Within epidemiology, the importance of heterogeneity, whether that host, population, statistical, or environmental, has long been recognized1,2,3,4,5. For example, when designing targeted interventions, it is crucial to understand and account for differences that may exist within populations6,7,8. These differences can present in a variety of forms: heterogeneity in susceptibility, transmission, response to guidance, and treatment effects etc.; all of which affect the dynamics of an infectious disease1,2,6,9,10,11,12,13,14. While heterogeneity may exist on a continuous spectrum, it can be difficult to incorporate into analysis and interpretation, so individuals are often placed in discrete groups according to a characteristic that aims to represent the true differences15,16,17,18,19. When examining optimal influenza vaccination policy in the United Kingdom, Baguelin et al.20 classified individuals within one of seven age groups. Explicitly accounting for, and grouping, individuals by whether they inject drugs can help target interventions to reduce human immunodeficiency virus (HIV) and Hepatitis C Virus incidence21. Similarly, epidemiological models have demonstrated the potential for HIV pre-exposure prophylaxis to reduce racial disparities in HIV incidence22. Therefore, heterogeneity can be used to inform more complete theories of change, increasing intervention effectiveness23.
When discretizing a population for the purposes of inclusion within a mechanistic model, three properties need to be defined: (1) the number of groups, (2) the size of the groups, and (3) the differences between the groups. Typically, as seen in the examples above, demographic data is used e.g., age, sex, race, ethnicity, socio-economic status, etc., often in conjunction with the contact patterns and rates7,9,15,17,20,22,24. There are several reasons for this: the data is widely available, and therefore can be applied almost universally; it is easily understandable; and there are clear demarcations of the groups, addressing properties 1) and 2). However, epidemiological models often aim to assess the effects of heterogeneity with respect to infection, e.g., “how does an individual’s risk tolerance affect their risk of infection for influenza?”. When addressing questions such as these, demographic data does not necessarily provide a direct link between the discretization method and the heterogeneous nature of the exposure and outcome, particularly if behavioral mechanisms are a potential driver. Instead, it relies on assumptions and proxy measures e.g., an individual’s age approximates their contact rates, which in turn approximates their risk of transmission. This paper demonstrates an alternative approach to discretizing populations for use within mechanistic models, highlighting the benefits of an interdisciplinary approach to characterize heterogeneity in a manner more closely related to the risk of infection.
In early 2020, shortly after the World Health Organization (WHO) declared the SARS-CoV-2 outbreak a public health emergency of international concern25, universities across the United States began to close their campuses and accommodations, shifting to remote instruction26,27. By Fall 2020, academic institutions transitioned to a hybrid working environment (in-person and online), requiring students to return to campuses28,29,30. In a prior paper31 we documented the results of a large prospective serosurvey conducted in State College, home to The Pennsylvania State University (PSU) University Park (UP) campus. We examined the effect of 35,000 returning students (representing a nearly 20% increase in the county population32) on the community infection rates, testing serum for the presence of anti-Spike Receptor Binding Domain (S/RBD) IgG, indicating prior exposure33. Despite widespread concern that campus re-openings would lead to substantial increases in surrounding community infections28,34,35, very little sustained transmission was observed between the two geographically coincident populations31.
Given the high infection rate observed among the student body (30.4% seroprevalence), coupled with the substantial heterogeneity in infection rates between the two populations, we hypothesized that there may be further variation in exposure within the student body, resulting from behavioral heterogeneity.
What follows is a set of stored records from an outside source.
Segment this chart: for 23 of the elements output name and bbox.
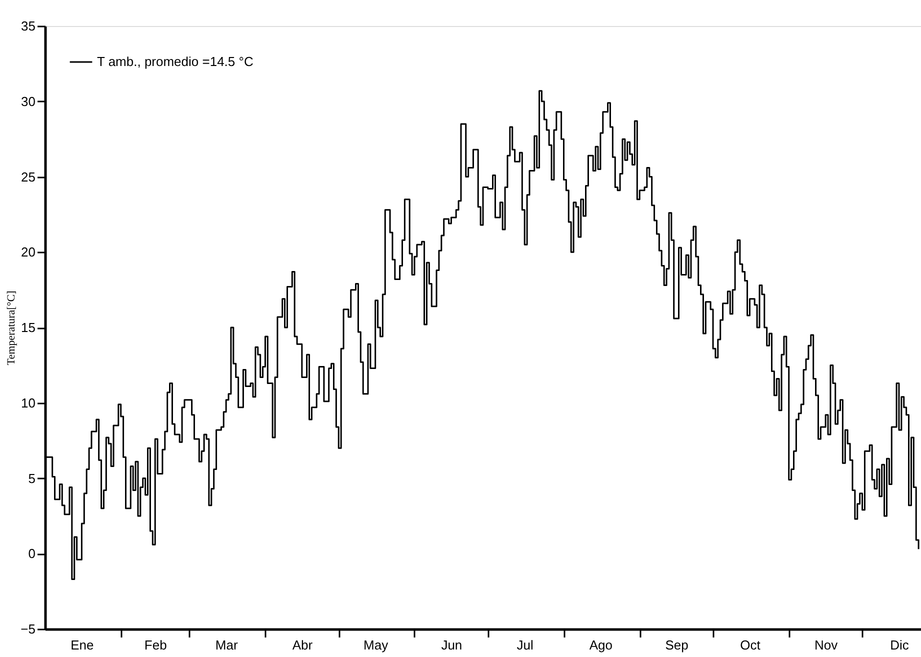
y-axis-title: Temperatura[°C]: [6, 290, 18, 366]
x-tick-label: May: [364, 638, 389, 652]
x-tick-label: Ago: [589, 638, 613, 652]
x-tick-label: Jul: [516, 638, 534, 652]
y-tick-label: 30: [21, 94, 36, 109]
x-tick-label: Mar: [215, 638, 238, 652]
y-tick-label: 20: [21, 244, 36, 260]
x-tick-label: Dic: [890, 638, 910, 652]
y-tick-label: 35: [21, 18, 36, 34]
y-tick-label: 25: [21, 169, 36, 184]
x-tick-label: Feb: [144, 638, 167, 652]
y-tick-label: 15: [21, 320, 36, 335]
y-tick-label: 0: [28, 546, 36, 562]
legend-label: T amb., promedio =14.5 °C: [97, 54, 254, 69]
x-tick-label: Oct: [740, 638, 761, 652]
x-tick-label: Sep: [665, 638, 688, 652]
x-tick-label: Ene: [70, 638, 94, 652]
y-tick-label: 10: [21, 395, 36, 410]
x-tick-label: Abr: [292, 638, 314, 652]
y-tick-label: −5: [20, 622, 36, 636]
y-tick-label: 5: [28, 470, 36, 486]
x-tick-label: Jun: [441, 638, 462, 652]
x-tick-label: Nov: [814, 638, 838, 652]
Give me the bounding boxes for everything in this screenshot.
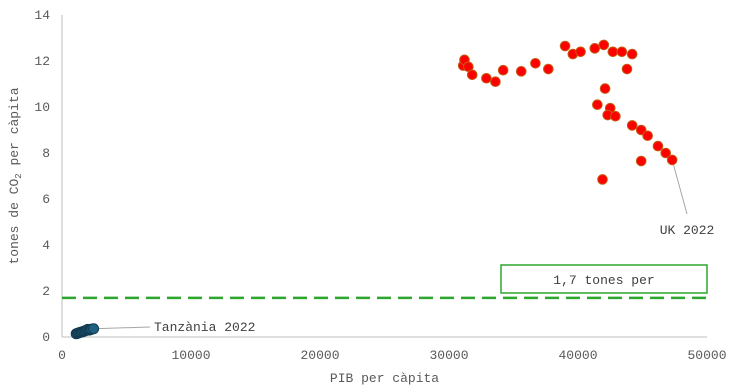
uk-data-point: [607, 46, 619, 58]
data-points: [70, 39, 678, 340]
tanzania-data-point: [88, 323, 100, 335]
uk-data-point: [642, 130, 653, 142]
uk-data-point: [652, 140, 664, 152]
uk-data-point: [635, 155, 647, 167]
x-tick-label: 0: [58, 348, 66, 363]
x-tick-labels: 0 10000 20000 30000 40000 50000: [58, 348, 726, 363]
target-annotation-frame: [500, 264, 708, 294]
uk-data-point: [626, 48, 638, 60]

Despite extensive messaging campaigns conducted by the University36, it is unlikely that all students equally adhered to public health guidance regarding SARS-CoV-2 transmission prevention. We use students’ responses to the behavioral survey to determine and classify individuals based on their intention to adhere to public health measures (PHMs). We then show that these latent classes are correlated with SARS-CoV-2 seroprevalence. Finally, we parameterize a mechanistic model of disease transmission within and between these groups, and explore the impact of public health guidance campaigns, such as those conducted at PSU36. We show that interventions designed to increase student compliance with PHMs would likely reduce overall transmission, but the relatively high initial compliance limits the scope for improvement via PHM adherence alone.